- Born: Kathleen Martuza 1979 or 1980 (age 46–47) Boston, Massachusetts
- Occupation: Ballet dancer
- Career
- Current group: Oregon Ballet Theatre

= Kathi Martuza =

American ballet dancer

Kathi Martuza is an American former professional ballet dancer who was a principal dancer with the Oregon Ballet Theatre. She previously danced with the San Francisco Ballet for six years and is also known as Kathleen Martuza.

==Early life and education==
Born in Boston, Martuza started her ballet training at the age of 12 at the Lexington School of Ballet in Massachusetts. After moving to Maryland with her family, she continued with Maryland Youth Ballet in Bethesda. She spent two summers with the Houston Ballet Academy and one summer at the American Ballet Theatre School. While a senior in high school, she took a master class with Betsy Erickson of the San Francisco Ballet and turned down an apprenticeship with the company in order to complete high school in Maryland.

==Career==
Martuza joined the San Francisco Ballet at the age of 17 in 1997. She was a member of SFB's corps de ballet (as Kathleen Martuza) until 2003.

Martuza joined Oregon Ballet Theatre in 2003 and was ranked principal dancer in 2007, the year when OBT ranked its dancers for the first time. She has had roles created for her by choreographers such as Mark Morris, James Kudelka, Christopher Stowell, Julia Adam, and Yuri Possokhov.

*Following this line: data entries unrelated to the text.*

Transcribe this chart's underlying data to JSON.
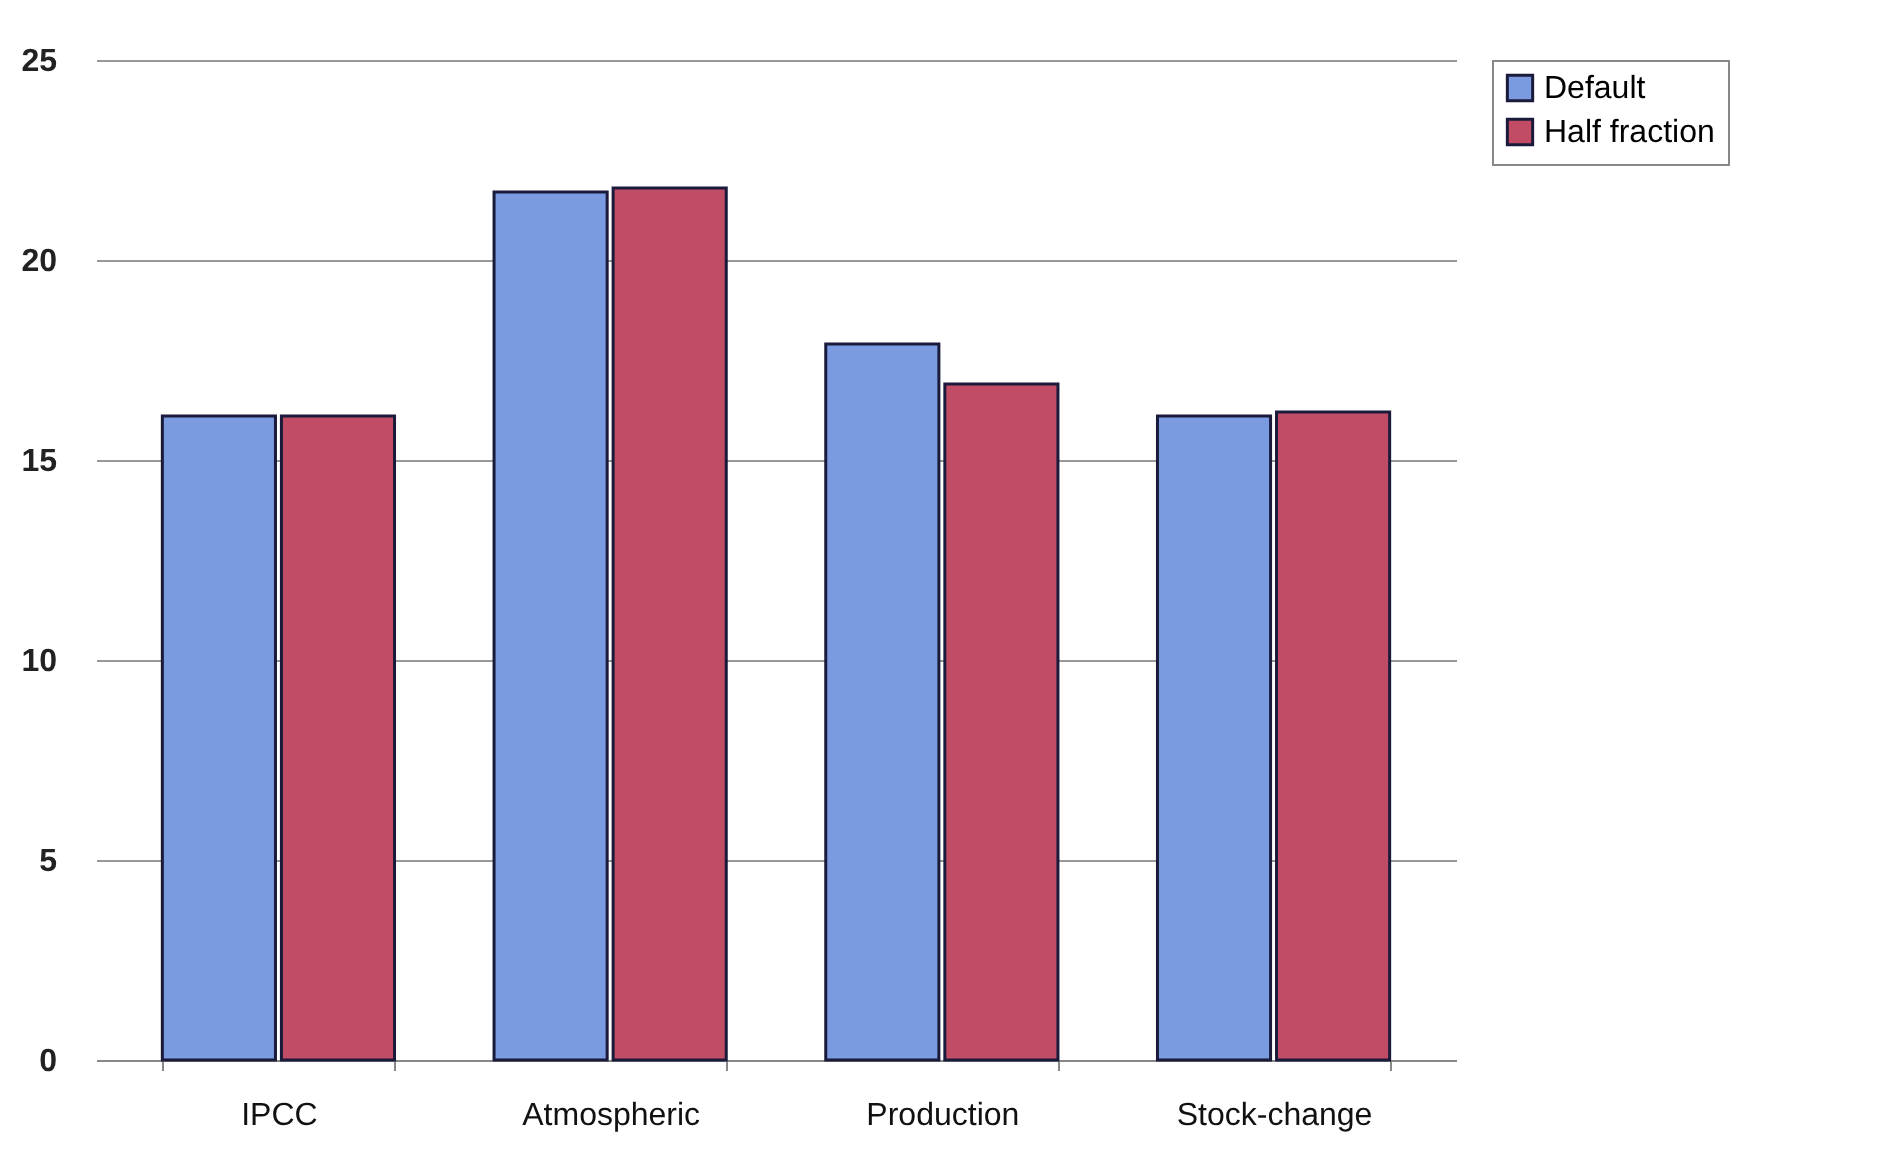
{
  "chart_data": {
    "type": "bar",
    "categories": [
      "IPCC",
      "Atmospheric",
      "Production",
      "Stock-change"
    ],
    "series": [
      {
        "name": "Default",
        "color": "#7b9be0",
        "values": [
          16.1,
          21.7,
          17.9,
          16.1
        ]
      },
      {
        "name": "Half fraction",
        "color": "#c04c65",
        "values": [
          16.1,
          21.8,
          16.9,
          16.2
        ]
      }
    ],
    "ylim": [
      0,
      25
    ],
    "yticks": [
      0,
      5,
      10,
      15,
      20,
      25
    ],
    "grid": "y",
    "legend": "right"
  }
}
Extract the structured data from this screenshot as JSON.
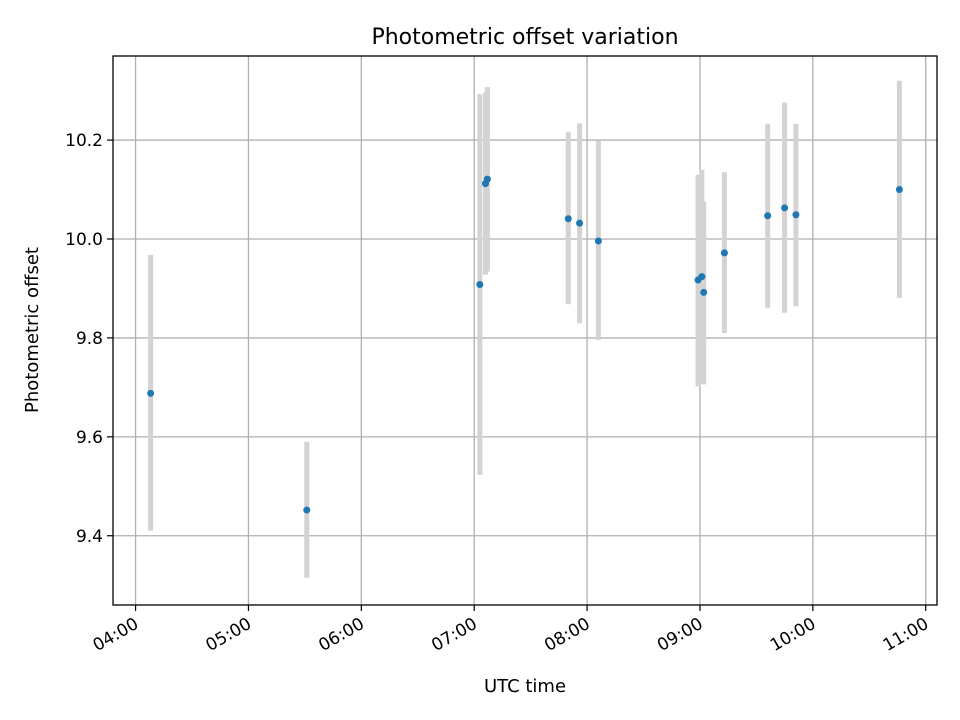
{
  "chart_data": {
    "type": "scatter",
    "title": "Photometric offset variation",
    "xlabel": "UTC time",
    "ylabel": "Photometric offset",
    "x_axis_type": "time",
    "x_tick_values": [
      "04:00",
      "05:00",
      "06:00",
      "07:00",
      "08:00",
      "09:00",
      "10:00",
      "11:00"
    ],
    "x_tick_labels": [
      "04:00",
      "05:00",
      "06:00",
      "07:00",
      "08:00",
      "09:00",
      "10:00",
      "11:00"
    ],
    "y_ticks": [
      9.4,
      9.6,
      9.8,
      10.0,
      10.2
    ],
    "y_tick_labels": [
      "9.4",
      "9.6",
      "9.8",
      "10.0",
      "10.2"
    ],
    "xlim": [
      "03:48",
      "11:06"
    ],
    "ylim": [
      9.26,
      10.37
    ],
    "grid": true,
    "marker_color": "#1f77b4",
    "errorbar_color": "#d3d3d3",
    "points": [
      {
        "t": "04:08",
        "y": 9.688,
        "ylow": 9.41,
        "yhigh": 9.968
      },
      {
        "t": "05:31",
        "y": 9.452,
        "ylow": 9.315,
        "yhigh": 9.59
      },
      {
        "t": "07:03",
        "y": 9.908,
        "ylow": 9.523,
        "yhigh": 10.293
      },
      {
        "t": "07:06",
        "y": 10.112,
        "ylow": 9.928,
        "yhigh": 10.296
      },
      {
        "t": "07:07",
        "y": 10.121,
        "ylow": 9.934,
        "yhigh": 10.307
      },
      {
        "t": "07:50",
        "y": 10.041,
        "ylow": 9.868,
        "yhigh": 10.216
      },
      {
        "t": "07:56",
        "y": 10.032,
        "ylow": 9.83,
        "yhigh": 10.234
      },
      {
        "t": "08:06",
        "y": 9.996,
        "ylow": 9.796,
        "yhigh": 10.199
      },
      {
        "t": "08:59",
        "y": 9.917,
        "ylow": 9.702,
        "yhigh": 10.13
      },
      {
        "t": "09:01",
        "y": 9.924,
        "ylow": 9.706,
        "yhigh": 10.14
      },
      {
        "t": "09:02",
        "y": 9.892,
        "ylow": 9.706,
        "yhigh": 10.076
      },
      {
        "t": "09:13",
        "y": 9.972,
        "ylow": 9.81,
        "yhigh": 10.135
      },
      {
        "t": "09:36",
        "y": 10.047,
        "ylow": 9.861,
        "yhigh": 10.233
      },
      {
        "t": "09:45",
        "y": 10.063,
        "ylow": 9.851,
        "yhigh": 10.276
      },
      {
        "t": "09:51",
        "y": 10.049,
        "ylow": 9.864,
        "yhigh": 10.233
      },
      {
        "t": "10:46",
        "y": 10.1,
        "ylow": 9.881,
        "yhigh": 10.32
      }
    ]
  }
}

In 2005, Martuza was named one of "25 to Watch" by Dance Magazine. She was also featured on the cover October/November 2007 issue of Pointe magazine.
Martuza started teaching ballet at Da Vinci Arts Middle School in Portland, Oregon, in September 2013, and is currently teaching there now.

==Personal life==
In June 2003, Martuza married Kester Cotton, whom she met while both were dancing with the San Francisco Ballet. Her husband, who also danced with OBT from 2003 through 2006, is now a Doctor of Physical Therapy and a consulting staff member at Oregon Ballet Theatre School. Martuza and Cotton have a son, Roy, born October 2011.